Do not think of bitcoin in terms of CPU time creating money.


But from what I read, all it does is do complex calculations that don't actually get used for anything? Just uses electricity in return for 'bitcoins'?

That's accurate.

Does anyone know if there is such a thing as my original idea? Companies could buy distributed computing time that is sourced from home users idle clock cycles.

That's a good idea.
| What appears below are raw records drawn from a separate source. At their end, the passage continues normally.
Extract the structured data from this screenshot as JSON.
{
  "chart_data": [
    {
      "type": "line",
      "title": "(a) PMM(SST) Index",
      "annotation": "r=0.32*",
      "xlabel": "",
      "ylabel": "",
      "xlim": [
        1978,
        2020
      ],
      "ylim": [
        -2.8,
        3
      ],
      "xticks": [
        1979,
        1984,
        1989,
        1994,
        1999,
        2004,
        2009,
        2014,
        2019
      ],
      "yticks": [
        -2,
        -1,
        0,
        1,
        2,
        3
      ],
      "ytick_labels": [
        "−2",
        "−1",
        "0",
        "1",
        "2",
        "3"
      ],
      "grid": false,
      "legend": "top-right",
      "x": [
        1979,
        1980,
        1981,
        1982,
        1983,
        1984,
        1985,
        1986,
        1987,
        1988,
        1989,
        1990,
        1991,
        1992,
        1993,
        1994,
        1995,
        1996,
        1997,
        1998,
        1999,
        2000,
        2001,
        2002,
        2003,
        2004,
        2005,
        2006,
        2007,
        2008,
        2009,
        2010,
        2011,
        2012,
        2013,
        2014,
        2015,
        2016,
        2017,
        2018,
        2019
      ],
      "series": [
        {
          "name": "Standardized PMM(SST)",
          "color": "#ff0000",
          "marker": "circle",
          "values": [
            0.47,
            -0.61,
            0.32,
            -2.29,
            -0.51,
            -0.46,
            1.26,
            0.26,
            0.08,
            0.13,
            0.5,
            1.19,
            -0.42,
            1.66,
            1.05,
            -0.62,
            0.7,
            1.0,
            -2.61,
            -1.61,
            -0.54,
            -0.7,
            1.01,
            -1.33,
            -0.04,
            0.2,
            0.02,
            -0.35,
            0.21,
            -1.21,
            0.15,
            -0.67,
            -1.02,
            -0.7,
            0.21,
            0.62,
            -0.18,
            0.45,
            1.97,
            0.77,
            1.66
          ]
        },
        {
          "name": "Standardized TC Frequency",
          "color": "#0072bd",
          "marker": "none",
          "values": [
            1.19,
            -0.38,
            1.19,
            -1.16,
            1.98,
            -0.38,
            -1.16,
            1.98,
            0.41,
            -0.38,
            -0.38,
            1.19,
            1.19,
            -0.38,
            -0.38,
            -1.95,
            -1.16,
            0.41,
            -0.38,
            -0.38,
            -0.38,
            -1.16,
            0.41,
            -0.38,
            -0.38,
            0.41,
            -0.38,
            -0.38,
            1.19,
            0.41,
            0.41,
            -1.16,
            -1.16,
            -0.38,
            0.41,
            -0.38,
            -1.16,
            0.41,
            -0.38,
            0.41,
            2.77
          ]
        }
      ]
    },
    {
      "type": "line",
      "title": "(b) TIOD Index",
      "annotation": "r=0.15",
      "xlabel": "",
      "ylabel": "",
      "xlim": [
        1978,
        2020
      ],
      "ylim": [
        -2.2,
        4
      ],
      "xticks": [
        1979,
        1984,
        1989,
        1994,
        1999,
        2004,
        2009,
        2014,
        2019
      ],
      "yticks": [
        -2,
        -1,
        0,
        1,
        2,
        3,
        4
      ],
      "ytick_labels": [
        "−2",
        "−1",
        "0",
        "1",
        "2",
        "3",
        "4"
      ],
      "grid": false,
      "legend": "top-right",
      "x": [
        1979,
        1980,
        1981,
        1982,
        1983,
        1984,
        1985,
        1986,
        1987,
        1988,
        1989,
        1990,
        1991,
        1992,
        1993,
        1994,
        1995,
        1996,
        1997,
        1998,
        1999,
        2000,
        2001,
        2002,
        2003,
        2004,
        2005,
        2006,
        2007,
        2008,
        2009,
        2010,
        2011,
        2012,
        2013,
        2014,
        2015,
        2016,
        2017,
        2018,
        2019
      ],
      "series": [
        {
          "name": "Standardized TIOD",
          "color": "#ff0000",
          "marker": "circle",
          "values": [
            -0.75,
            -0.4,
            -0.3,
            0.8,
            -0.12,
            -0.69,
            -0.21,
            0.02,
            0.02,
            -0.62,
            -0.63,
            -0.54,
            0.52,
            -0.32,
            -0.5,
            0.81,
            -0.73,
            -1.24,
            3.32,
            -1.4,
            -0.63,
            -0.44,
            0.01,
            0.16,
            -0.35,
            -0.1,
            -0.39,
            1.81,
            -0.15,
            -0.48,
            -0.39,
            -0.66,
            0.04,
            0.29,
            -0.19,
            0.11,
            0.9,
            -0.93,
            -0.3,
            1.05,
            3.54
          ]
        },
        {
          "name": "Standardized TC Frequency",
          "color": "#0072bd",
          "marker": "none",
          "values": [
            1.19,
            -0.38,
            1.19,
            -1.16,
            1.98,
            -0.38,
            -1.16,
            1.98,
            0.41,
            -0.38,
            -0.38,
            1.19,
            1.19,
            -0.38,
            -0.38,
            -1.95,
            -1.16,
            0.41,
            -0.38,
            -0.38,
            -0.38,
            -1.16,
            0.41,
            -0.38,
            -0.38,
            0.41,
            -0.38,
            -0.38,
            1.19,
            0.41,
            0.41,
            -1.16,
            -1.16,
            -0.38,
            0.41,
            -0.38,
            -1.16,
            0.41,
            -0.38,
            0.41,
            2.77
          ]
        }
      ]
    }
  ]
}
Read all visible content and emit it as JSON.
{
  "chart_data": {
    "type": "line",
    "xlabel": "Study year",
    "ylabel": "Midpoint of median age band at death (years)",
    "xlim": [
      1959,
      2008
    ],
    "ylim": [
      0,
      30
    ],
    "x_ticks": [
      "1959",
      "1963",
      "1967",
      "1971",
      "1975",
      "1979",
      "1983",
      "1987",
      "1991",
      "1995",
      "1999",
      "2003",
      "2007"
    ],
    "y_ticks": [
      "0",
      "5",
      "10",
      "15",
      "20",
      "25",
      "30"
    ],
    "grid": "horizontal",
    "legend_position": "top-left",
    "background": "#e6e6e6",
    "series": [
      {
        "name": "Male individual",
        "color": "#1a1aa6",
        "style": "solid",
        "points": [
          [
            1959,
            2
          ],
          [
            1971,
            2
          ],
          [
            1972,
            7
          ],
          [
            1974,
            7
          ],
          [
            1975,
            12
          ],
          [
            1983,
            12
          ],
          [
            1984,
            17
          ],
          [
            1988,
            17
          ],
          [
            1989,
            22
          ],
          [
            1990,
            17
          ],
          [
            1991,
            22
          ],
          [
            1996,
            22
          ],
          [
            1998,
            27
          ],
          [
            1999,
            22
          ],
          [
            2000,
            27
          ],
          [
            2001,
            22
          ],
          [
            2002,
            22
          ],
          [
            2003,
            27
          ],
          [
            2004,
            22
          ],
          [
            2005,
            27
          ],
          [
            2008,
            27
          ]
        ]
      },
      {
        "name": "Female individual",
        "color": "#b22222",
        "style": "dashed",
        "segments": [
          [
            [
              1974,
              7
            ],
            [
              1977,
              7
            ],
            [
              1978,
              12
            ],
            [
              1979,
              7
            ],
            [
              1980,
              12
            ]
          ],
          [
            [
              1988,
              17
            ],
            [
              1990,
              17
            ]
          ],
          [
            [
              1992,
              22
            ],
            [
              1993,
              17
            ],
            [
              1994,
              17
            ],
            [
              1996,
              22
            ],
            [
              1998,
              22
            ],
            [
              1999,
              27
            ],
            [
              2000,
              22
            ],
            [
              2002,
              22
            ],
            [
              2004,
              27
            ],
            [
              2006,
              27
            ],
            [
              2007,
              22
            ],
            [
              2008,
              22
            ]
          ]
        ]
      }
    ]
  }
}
I think the owners of GPU farms or just any GPU cards or CPU could pivot to a business model that mine bitcoin when it's profitable or do computation works for companies when it's more profitable.


http://en.wikipedia.org/wiki/United_Devices It failed because the idle time on your PC is worth less than the overhead of organizing it.

I wouldn't say that the CPU time used by mining bitcoins is wasted per se; in some sense that computation prevents attackers from falsifying transactions.


And 'Centrata' (in its original incarnation). And a bunch of others in the same era: Popular Power, Applied Metacomputing, Parabon Computation, Distributed Science/ProcessTree, and DataSynapse ("get paid in Flooz!").

And kids today think they know what a bubble is!